Is he only playing baseball? Once I get my laptop back from geeksquad - I’ll post some of the plans I have for my son once he turns 9. I have my son in swim class, he will start gymnastic this fall and maybe soccer and martial arts next summer. We will probably start the training process at 7 - no later then 8.

Baseball and basketball. He’s more naturally talented at basketball skill wise.

I’d love to see the plans…since I’m winning it!

How is he handling the speed work at such a young age?

He seems completely fine with it. Tolerated it better than me.

I think a big influencer is that we do it together and we go over technical aspects together. I coach him before his runs and tell him what to coach me during mine. I think that makes a HUGE difference. He knows the model from watching Asafa and others and we try to coach to that.

We do some jumps or weight throws before runs, go over the proper positions and what they feel like. For fun, we will throw in some baseball specific things like a leadoff or turn and run to catch a deep fly.

I even alternate taking BP with him when I’m in town.

My son did gymnastics at a really young age, it was great.

He broke his femur a couple years back and it set it held him back a lot. Same
Thing happened to me.

He was pretty athletic before that. He will be a natural corner kid, since he has a strong arm and power. On travel teams he will play 3rd, catcher, RF, closing pitcher, maybe first.

City league he would play 1st,3rd, pitcher

What da hell was he doing that he fractured his femur?
Doing long jump from 5th floor?
To brak that bone you have to do some crazy stuff, I only know one person who fractured femur, guy had a serious car accident.

An older kid kind of threw him down from behind after Jiu jitsu practice.

I broke mine as well. I was older but still preteen. There was a leak in the ceiling at a gym where I was playing basketball and we couldn’t see the water. I slipped and broke my femur.

It ruined me for sports in high school. I was bed ridden for 6 months, couldn’t walk for about a year and couldn’t run really well for around another year.

8-12yrs old:

1: A different sport for each season - fall/winter/spring/summer…

2: Exercise intensity bodyweight up to 10% max. Don’t be in a rush to add resistance.

3: Don’t forget these skills at this stage - gymnastics, tumbling, martial arts, bw/mb drills.

4: Training freq 2-3 times a week, 30-90mins max.

1: Primary strength training will be bw/mb drills.

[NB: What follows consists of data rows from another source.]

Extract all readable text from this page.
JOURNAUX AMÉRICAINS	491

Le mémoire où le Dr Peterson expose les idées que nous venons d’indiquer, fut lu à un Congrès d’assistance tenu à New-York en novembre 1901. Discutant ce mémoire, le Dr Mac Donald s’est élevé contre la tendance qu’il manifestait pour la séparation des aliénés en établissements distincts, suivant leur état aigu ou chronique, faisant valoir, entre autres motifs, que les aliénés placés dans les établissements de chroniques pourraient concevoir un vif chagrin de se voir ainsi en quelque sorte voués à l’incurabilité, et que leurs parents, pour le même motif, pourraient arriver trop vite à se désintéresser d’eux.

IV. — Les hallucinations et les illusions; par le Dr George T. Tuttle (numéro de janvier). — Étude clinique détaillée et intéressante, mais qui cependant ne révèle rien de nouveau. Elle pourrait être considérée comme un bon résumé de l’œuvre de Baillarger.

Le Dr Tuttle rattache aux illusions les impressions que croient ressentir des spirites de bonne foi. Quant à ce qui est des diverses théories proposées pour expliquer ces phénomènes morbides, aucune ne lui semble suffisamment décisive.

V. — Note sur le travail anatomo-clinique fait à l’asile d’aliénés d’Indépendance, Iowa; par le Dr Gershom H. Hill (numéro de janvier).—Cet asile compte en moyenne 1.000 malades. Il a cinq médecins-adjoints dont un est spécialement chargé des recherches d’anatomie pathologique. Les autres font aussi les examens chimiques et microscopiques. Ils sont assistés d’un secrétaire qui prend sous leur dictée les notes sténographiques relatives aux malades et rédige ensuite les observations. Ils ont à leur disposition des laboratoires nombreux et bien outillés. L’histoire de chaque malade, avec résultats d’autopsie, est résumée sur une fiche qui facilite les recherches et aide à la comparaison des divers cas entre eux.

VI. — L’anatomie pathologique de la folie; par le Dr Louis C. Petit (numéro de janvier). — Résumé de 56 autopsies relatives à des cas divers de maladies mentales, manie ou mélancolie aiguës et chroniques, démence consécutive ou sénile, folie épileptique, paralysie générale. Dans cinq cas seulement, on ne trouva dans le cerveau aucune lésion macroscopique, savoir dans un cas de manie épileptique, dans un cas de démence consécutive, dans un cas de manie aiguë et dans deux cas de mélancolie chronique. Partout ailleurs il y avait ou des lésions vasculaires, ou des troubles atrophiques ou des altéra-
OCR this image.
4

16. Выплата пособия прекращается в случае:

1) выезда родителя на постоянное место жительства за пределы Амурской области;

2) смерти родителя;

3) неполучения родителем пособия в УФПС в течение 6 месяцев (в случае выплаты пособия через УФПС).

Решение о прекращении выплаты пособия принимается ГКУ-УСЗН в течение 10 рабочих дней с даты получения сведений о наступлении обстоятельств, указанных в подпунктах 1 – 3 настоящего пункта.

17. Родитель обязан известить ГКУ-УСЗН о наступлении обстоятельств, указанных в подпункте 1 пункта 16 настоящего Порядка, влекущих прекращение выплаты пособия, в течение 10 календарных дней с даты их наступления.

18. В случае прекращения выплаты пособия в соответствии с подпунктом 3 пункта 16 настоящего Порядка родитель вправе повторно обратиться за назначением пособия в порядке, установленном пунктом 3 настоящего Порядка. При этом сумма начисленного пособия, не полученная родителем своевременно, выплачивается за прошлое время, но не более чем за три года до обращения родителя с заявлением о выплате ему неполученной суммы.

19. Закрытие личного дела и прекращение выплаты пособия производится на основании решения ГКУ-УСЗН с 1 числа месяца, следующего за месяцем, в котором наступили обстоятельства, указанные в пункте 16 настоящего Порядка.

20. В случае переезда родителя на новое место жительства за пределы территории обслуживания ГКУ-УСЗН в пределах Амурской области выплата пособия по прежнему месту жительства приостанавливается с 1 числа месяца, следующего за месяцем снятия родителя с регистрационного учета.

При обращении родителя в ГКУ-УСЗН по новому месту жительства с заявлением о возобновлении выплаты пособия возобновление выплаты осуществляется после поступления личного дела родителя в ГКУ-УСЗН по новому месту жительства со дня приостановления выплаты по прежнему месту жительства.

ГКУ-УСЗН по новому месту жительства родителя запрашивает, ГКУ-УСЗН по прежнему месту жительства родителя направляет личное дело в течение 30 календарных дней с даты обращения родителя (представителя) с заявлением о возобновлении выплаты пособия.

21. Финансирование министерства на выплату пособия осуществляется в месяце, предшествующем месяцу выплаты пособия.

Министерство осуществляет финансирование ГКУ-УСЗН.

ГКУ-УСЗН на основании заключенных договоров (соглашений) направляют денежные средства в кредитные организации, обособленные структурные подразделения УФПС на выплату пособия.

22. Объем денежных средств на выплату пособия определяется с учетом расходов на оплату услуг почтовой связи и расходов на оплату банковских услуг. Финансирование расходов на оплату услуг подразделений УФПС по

2: Primary jump training: Jump rope, box jumps, jumping up stairs, pogo jumps and other low intensity jumps/jump circuits. This is a great time to get “good feet” (agility ladders, dot drills, different low intensity hopping etc)

3: Primary speed work: will be there sport or other games and relays. No drills or serious speed work until they are strong enough to get in proper position.

4: General fitness: Mb core, mb tempo, running tempo, games etc. Tempo runs are kept to around 15-30yds.

Typical week may look like this:

M/F:
Warmup
Explosive mb and jumps
Strength training
Mb tempo
Cooldown

Before he can progress to the next level of training:

1: Mb ball tempo 2-4lbs - 600 throws run 30yds btw each throw for 3 sets
2: Pass the bw strength circuit 5 trips - 10 exercises.